Can computers make life-or-death medical decision?

m_levesque

Electoral Member
Dec 18, 2006
524
10
18
Montreal, Quebec


  • Roxanne Khamsi


A simple formula can predict how people would want to be treated in dire medical situations as accurately as their loved ones can, say researchers.
The finding suggests that computers may one day help doctors and those acting as surrogate decision-makers to better estimate the wishes of people in a coma.
By signing what is known as an "advance directive", people can specify what types of medical care they would want if they lost the ability to make decisions. Many people, however, do not complete such a directive in advance of these critical situations and their relatives or others must then decide on their behalf.
But how well can surrogates accurately predict the wishes of patients? Researchers have previously addressed this question by asking people how they would want to be treated in various hypothetical medical scenarios and, in a separate room, asking surrogates to guess what those responses had been. A review of 16 studies found that surrogates got it right only 68% of the time.
Reason and remember

Bioethicist David Wendler of the National Institutes of Health in Bethesda, Maryland, US and colleagues wondered whether a formula could be used to better predict a patient’s wishes. They examined information collected by pollsters and scientists about the attitudes towards medical care held by the general US population.
The data suggested that most people want life-saving treatment if there is at least a 1% chance that following the intervention they would have the ability to reason, remember and communicate. If there is less than a 1% chance, people generally say they would choose not to have the treatment.
“The difference between zero and 1% is all the difference in the world for someone,” says Wendler.
Surprising accuracy

His team then looked at subset of the 16 studies in which the medical scenarios were judged to be easier for a member of the public to understand.

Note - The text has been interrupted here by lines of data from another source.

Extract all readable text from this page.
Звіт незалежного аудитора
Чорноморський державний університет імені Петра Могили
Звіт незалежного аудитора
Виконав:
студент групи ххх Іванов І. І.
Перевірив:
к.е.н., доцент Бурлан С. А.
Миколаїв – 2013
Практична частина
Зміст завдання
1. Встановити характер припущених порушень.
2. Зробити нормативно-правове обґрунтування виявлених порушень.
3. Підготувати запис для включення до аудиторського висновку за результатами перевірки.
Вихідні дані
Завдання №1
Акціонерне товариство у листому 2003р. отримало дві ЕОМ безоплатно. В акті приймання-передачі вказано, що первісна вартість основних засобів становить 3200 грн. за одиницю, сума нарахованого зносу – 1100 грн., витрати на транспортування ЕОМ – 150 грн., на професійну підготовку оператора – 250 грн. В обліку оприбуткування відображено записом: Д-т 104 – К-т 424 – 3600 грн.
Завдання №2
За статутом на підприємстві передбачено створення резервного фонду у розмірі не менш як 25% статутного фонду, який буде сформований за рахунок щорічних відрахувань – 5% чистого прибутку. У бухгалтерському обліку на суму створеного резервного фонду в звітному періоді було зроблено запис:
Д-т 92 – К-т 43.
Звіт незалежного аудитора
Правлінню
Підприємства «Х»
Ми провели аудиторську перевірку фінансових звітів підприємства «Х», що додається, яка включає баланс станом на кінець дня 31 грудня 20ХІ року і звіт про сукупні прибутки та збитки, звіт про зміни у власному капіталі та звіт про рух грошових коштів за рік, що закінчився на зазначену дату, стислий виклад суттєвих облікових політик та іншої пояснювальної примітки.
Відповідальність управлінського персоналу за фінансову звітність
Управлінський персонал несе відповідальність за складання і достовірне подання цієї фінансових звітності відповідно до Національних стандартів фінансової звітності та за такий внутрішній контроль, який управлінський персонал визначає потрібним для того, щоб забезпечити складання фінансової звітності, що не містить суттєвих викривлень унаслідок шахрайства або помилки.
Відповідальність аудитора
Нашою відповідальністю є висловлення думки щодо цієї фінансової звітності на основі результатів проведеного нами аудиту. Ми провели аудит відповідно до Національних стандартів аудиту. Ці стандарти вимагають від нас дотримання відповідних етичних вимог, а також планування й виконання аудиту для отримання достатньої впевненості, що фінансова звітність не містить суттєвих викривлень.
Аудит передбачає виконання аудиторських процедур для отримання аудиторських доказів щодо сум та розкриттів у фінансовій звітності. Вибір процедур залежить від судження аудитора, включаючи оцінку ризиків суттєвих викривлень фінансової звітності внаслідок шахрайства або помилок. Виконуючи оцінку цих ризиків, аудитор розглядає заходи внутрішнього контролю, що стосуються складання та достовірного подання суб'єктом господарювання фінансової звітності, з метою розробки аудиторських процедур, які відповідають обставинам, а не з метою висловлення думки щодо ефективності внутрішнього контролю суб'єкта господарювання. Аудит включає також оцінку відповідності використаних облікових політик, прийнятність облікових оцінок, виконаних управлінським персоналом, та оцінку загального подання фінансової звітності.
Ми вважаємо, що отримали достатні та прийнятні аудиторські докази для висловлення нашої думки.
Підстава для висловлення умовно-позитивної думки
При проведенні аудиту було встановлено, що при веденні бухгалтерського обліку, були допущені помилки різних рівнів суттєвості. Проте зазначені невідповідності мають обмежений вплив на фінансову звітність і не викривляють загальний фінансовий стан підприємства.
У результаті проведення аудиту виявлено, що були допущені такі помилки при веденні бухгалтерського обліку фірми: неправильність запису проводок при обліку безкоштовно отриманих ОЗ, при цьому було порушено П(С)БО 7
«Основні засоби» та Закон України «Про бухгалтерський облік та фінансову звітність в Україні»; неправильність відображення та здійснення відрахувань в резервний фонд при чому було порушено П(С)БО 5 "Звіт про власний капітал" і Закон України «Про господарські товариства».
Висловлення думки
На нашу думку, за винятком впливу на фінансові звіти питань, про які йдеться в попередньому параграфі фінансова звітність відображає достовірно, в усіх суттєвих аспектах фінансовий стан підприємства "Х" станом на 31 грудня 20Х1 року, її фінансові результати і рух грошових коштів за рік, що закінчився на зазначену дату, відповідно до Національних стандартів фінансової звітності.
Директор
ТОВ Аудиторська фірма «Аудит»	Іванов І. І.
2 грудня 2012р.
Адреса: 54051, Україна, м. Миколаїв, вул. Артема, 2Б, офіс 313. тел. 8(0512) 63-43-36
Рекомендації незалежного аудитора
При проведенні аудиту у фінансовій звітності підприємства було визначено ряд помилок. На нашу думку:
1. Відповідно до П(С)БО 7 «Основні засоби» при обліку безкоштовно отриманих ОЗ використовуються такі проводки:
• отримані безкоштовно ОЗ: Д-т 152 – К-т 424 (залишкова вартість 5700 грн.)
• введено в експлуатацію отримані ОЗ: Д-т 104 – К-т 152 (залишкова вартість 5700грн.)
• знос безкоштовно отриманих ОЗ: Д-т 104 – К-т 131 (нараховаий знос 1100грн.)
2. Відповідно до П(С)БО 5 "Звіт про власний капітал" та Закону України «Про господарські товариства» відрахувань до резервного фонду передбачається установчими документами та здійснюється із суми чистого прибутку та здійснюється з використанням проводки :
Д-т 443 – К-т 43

In these casea, they found that surrogates predicted the patient’s wishes more accurately, 78% of the time. But surprisingly, using the formula that people only want interventions if there is a 1% chance of a good outcome had the same accuracy.
Wendler says he was surprised at the formula’s accuracy. “I think it’s fascinating. At first when you hear it you think ‘That just can’t be right,’” he says.
He imagines a situation in which a surrogate is told there is only a 5% chance that an incapacitated loved one will survive a life-saving surgery following an auto accident. He says that the relative might predict that the patient would not want the intervention while the formula would predict that they did.
Wendler now wants to collect medical care preferences from people of various ethnic, religious and gender groups, which will help his team refine the formula. He believes that a computer program might one day predict patient’s wishes to an accuracy of 90%.
And the tool could take some of the pressure off of relatives who sometimes have to decide whether or not to switch off a patient’s life support machine.
Question of ethics

However, critics caution that computer algorithms should never supplant human surrogates. “I believe it would be extremely irresponsible to allow machines to make decisions involving life and death,” says Bobby Schindler, brother of Terri Schiavo. Schiavo was in a persistent vegetative state for 15 years until she died in 2005 after doctors removed her feeding tube. Her case sparked huge debate in the US.
”If a person becomes incapacitated, is not dying, and can assimilate food and water via a feeding tube, then I believe that we are morally obligated to care for the person and provide them this basic care – regardless of a computer attempting to ‘predict’ what that person’s wishes might be,” Schindler adds.
“Essentially, you would be allowing a machine to determine what is ethical, what is right and wrong, which no machine is able to do.”
 

Curiosity

Senate Member
Jul 30, 2005
7,326
138
63
California
Ethically speaking..... I would charge all humans take care of business for their own personal wishes so the burden is never laid at the feet of their loved ones..... Make your decisions while you are of sound mind, healthy and enjoying life.... weighing the odds you may not be able to at a later time. Ask questions, read, research,
talk to your doctor and other professionals who deal with end stage trauma....
and make certain your decision is in writing and available ...

It is a gift of love.

Regarding the computer assessment: Machines cannot measure the will to live.